Spatial Humanities 2024

The Peculiar World of Spatial Smellscapes in Travel History from the late Middle Ages to the late Eighteenth century
2024-09-26 , MG2 01.10

Nosenography, toposmia and sensory geography are new directions that consider smells, an often-ignored sensory feature, in constructing spaces. The dominance of visual perspective on the perception of the world results in sensory asymmetry, which is still in place today. However, despite the difference in their subjects of study, both “sensory” and “spatial” turns, addressed the sensorial disbalance and allowed scholars to combine geographical study with sensory dimensions of the physical world. That interconnection examines how individuals engage with their surroundings through multiple senses and how these sensory experiences are situated within specific spatial contexts. As a result, the role of senses, smell, in particular, has been revised. Tracing and describing variations of smell in places will reveal previously overlooked qualities of spaces, such as their affective characteristics, emotional powers, olfactory artefacts and “spirit of a place” (Norberg-Schulz 1980). However, there has been relatively little effort to explore connections between smells and particular qualities of spaces that are more than an analysis of the pleasantness of smells in certain places or parts of cities.
Recently, literature in geography, cultural history, sociology, architecture, urban studies, and literary criticism has defined spaces as complex, rhythmic assemblages of multiple histories and constituents which travel over physical and visual barriers. The evidence that geographical knowledge is no longer limited only to the visual realm of cartographic and topographic reflections of soil types and streamlines is the advancement of nosenography, toposmia and sensory geography. Firstly, these fields study places as emitters of sensory data and holders of smell artefacts. Secondly, the concept of “smellscape” serves as a unifying framework across these disciplines, emphasising the interconnections between smells and their sources, human perceptions, physical environments, and the context of places. Porteous (1985) introduced the concept of “smellscape” to describe the fragmented, discontinued, space-time interrelated human perception of spaces through smells.

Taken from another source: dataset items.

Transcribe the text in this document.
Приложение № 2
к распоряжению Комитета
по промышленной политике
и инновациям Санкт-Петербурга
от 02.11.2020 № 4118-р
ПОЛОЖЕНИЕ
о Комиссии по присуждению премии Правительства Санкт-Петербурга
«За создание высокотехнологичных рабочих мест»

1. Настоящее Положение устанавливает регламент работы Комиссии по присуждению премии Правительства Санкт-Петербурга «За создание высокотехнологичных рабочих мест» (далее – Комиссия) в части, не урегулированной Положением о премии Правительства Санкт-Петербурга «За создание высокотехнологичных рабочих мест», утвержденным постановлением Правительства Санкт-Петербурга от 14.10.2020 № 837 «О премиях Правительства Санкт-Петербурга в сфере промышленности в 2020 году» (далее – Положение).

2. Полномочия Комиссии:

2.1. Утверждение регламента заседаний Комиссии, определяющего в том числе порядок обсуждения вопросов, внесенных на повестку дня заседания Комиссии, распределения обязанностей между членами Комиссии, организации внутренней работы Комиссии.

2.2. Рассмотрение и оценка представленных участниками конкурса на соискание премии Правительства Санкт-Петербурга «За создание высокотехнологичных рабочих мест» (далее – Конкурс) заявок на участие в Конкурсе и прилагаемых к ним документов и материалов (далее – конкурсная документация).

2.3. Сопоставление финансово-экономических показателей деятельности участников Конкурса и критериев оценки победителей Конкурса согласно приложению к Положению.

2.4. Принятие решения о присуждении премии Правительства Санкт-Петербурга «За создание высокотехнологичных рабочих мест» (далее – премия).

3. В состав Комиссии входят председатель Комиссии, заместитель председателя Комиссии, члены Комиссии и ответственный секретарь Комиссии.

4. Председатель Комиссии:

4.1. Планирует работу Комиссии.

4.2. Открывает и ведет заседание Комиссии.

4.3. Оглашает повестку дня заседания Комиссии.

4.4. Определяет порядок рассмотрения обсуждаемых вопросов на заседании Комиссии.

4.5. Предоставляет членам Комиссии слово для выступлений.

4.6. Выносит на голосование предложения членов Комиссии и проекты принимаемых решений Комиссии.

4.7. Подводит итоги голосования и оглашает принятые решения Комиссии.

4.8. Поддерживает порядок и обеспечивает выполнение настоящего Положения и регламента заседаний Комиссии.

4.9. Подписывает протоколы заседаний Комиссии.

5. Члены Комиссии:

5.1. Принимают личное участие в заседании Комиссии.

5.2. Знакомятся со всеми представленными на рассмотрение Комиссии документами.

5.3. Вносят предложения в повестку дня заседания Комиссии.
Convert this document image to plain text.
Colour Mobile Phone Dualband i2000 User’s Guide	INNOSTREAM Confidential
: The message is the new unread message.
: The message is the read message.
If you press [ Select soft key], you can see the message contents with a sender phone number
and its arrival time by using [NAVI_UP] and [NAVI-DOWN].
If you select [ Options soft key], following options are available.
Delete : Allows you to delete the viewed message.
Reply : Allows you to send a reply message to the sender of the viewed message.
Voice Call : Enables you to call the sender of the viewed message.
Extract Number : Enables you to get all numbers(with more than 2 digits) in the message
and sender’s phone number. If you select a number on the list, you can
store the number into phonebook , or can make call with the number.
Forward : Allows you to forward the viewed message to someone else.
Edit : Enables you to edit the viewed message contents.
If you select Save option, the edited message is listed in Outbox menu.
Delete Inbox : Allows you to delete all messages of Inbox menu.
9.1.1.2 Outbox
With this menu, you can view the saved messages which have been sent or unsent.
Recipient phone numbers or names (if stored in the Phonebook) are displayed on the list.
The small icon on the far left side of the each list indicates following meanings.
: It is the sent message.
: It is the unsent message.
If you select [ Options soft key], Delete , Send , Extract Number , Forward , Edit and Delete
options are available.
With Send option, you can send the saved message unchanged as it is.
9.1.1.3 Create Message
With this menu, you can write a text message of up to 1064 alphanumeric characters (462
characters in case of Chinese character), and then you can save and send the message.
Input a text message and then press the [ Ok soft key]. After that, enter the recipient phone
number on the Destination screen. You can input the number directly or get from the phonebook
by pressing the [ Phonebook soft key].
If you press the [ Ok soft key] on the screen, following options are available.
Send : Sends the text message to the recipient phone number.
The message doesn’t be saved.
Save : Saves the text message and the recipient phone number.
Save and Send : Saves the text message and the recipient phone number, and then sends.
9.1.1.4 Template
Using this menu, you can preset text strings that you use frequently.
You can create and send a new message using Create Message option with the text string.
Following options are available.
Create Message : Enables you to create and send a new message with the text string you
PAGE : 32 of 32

The significance of smell in shaping human experiences of places has led to the expansion of essential components of smellscapes. Henshaw (2013) and Classen (2002) suggested that smellscape should involve smell sources, physical environmental settings, built forms, materials, time, weather, memory associations, thought processes, social and cultural contexts, to name but a few. Therefore, smellscape has become a multi-layered notion encompassing perceptions of smell, specific places and environments.
Multimodality is not the only connection between spaces and smells. The emotionality of smells is another decisive factor in triggering reminiscences about specific places. First, smell was designed to immediately send an emotional signal even when any emotional context is lacking. It happens due to the link between olfactory receptors and the limbic system which plays a major role in controlling mood, memory, behaviour and emotion. Therefore, every breath with smelly molecules activates limbic areas associated with emotions and memory retrieval. Second, smells lack proper vocabulary and names. It is difficult to talk about smells without mentioning situations of smell experience or without tracing parallels to other smells or objects. As a result, smells are described through emotional associations to the context that speakers link to that specific smell.
Given all that has been mentioned, smellscapes have increasingly attracted attention across disciplines. This paper extends analyses of spaces from the past times to dimensions of sensuous geographies and toposmia through travel narratives. These fields of research help to recreate spatial smells from the late Middle Ages to the late Eighteenth century. Smell is a sense that travellers are frequently exposed to firsthand, consciously and unconsciously. As a result, travel narratives represent an abundant source of smellscapes as smell provides an entry point into newness and difference. Smellscapes provoked affective responses that bridged emotionality and spaciality together and contributed to the authentic smell-saturated place descriptions, including information on flora and fauna, climatic conditions, level of industrialisation, and forms of habitations.
Drawing on travel narratives, I will comment on how sensuous geographies help to study the smelly places of the past. I am going to discuss how smell features in spatial assemblages of travellers, locations and experiences. Then, I will raise such questions as whether temples and markets were the smelliest places back in the day and why smells of certain places were mentioned more often than others. The travellers’ descriptions of smells and how new smells impacted the geographical experience of travellers will also be taken into consideration.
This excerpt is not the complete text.